Um jurista que já integrou o TSE ouvido também sob reserva lembra que senadores e deputados podem ser responsabilizados juridicamente pela aprovação da PEC. Isto porque, na avaliação do advogado, são responsáveis por uma conduta que pode ser enquadrada como crime eleitoral, o que poderia levar a futuras cassações e inelegibilidades.
Especialista em direito eleitoral, o advogado Luiz Eduardo Peccinin explica que pela legislação, o TSE pode determinar liminarmente a suspensão imediata dos novos auxílios, por sua clara ilegalidade.
“O problema é que nesses casos nenhum dos legitimados a agir, partidos e pré-candidatos, quer assumir o ônus político de bloquear um benefício social à população às vésperas das eleições.
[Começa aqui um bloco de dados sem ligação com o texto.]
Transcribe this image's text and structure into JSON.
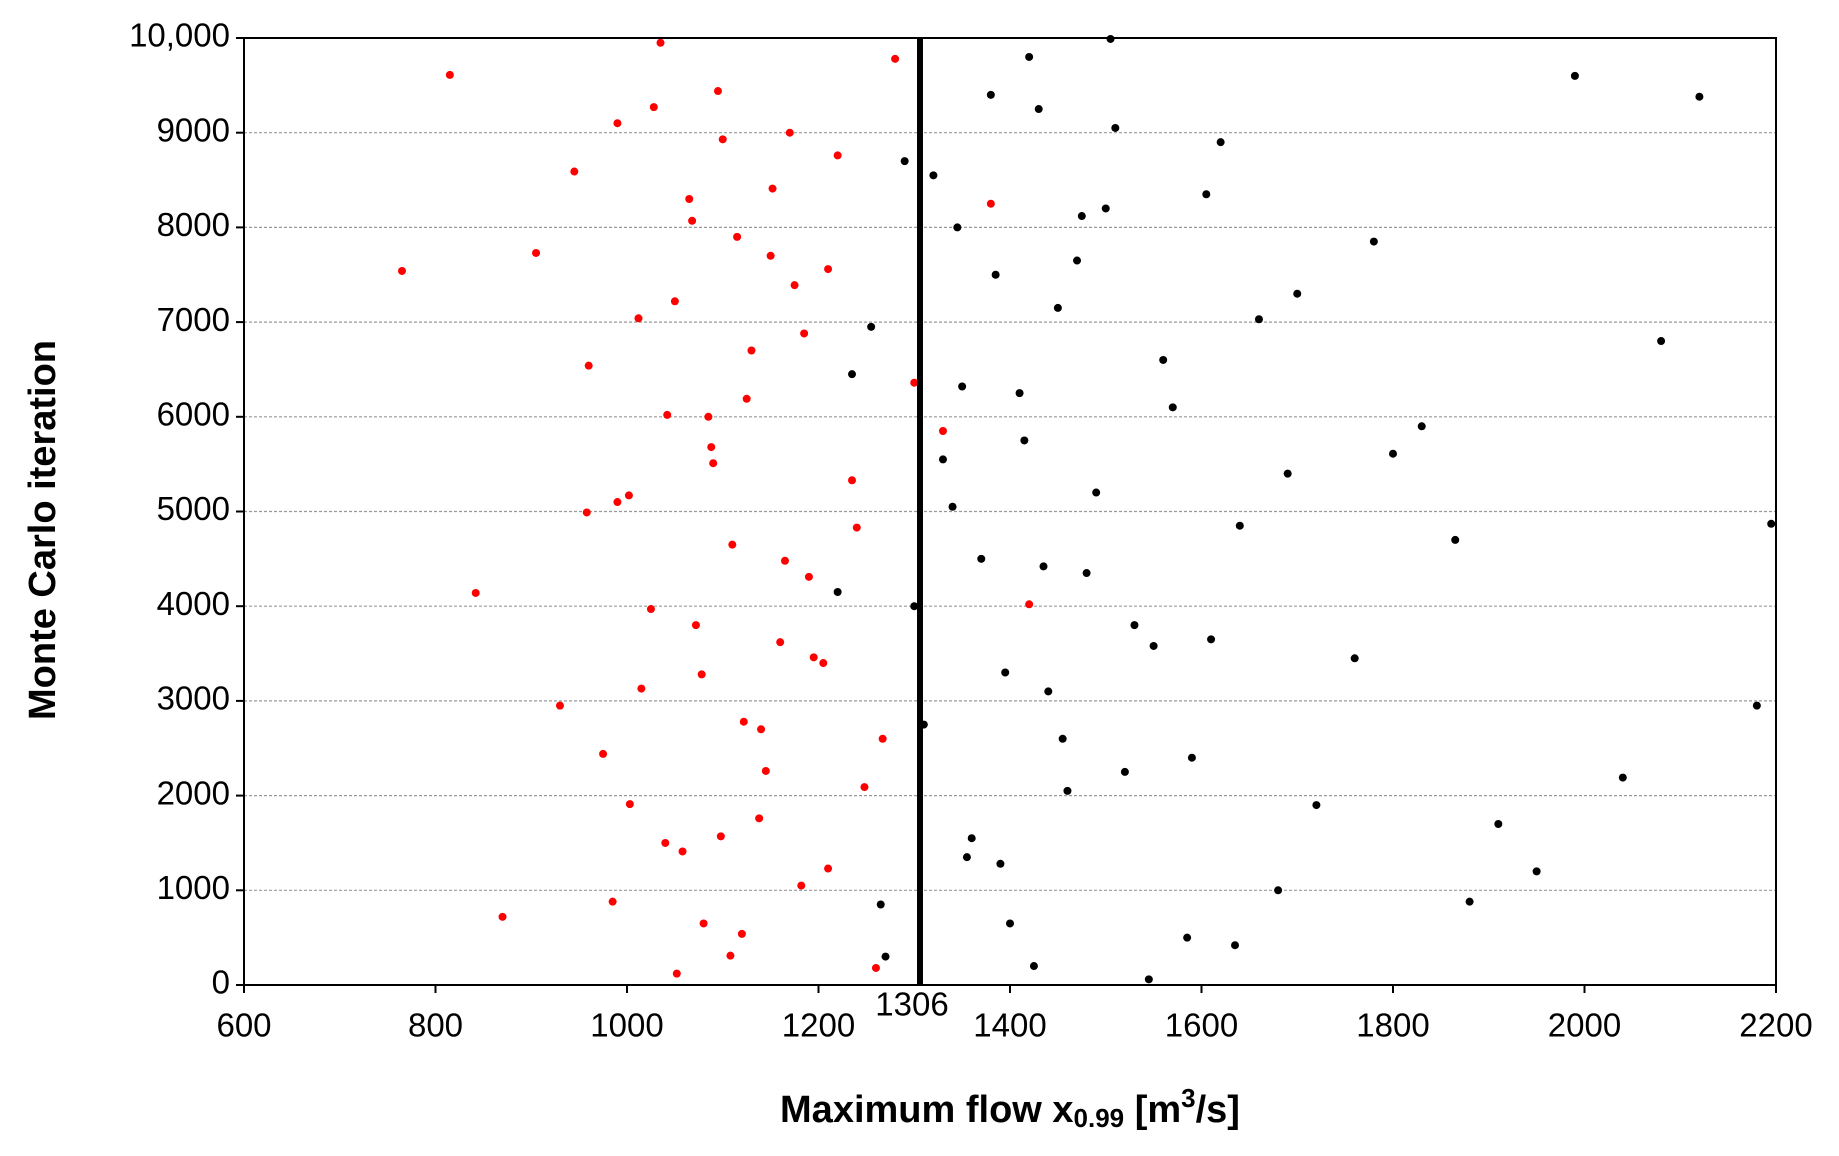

Ainda, verificada a ofensa à lei eleitoral, o TSE também pode punir com multa o Presidente e as demais autoridades por conduta vedada a agentes públicos em campanha”, afirma.
Ainda de acordo com o jurista, caso seja verificada a gravidade e grande impacto dos novos benefícios sobre a igualdade no pleito, pode ser reconhecido o abuso da máquina, o que pode levar à cassação do mandato e a inelegibilidade dos responsáveis e eventuais beneficiários.
“Para isso, contudo, e necessária ação, já que o TSE, como qualquer órgão do Judiciário, não pode atuar de ofício”, aponta.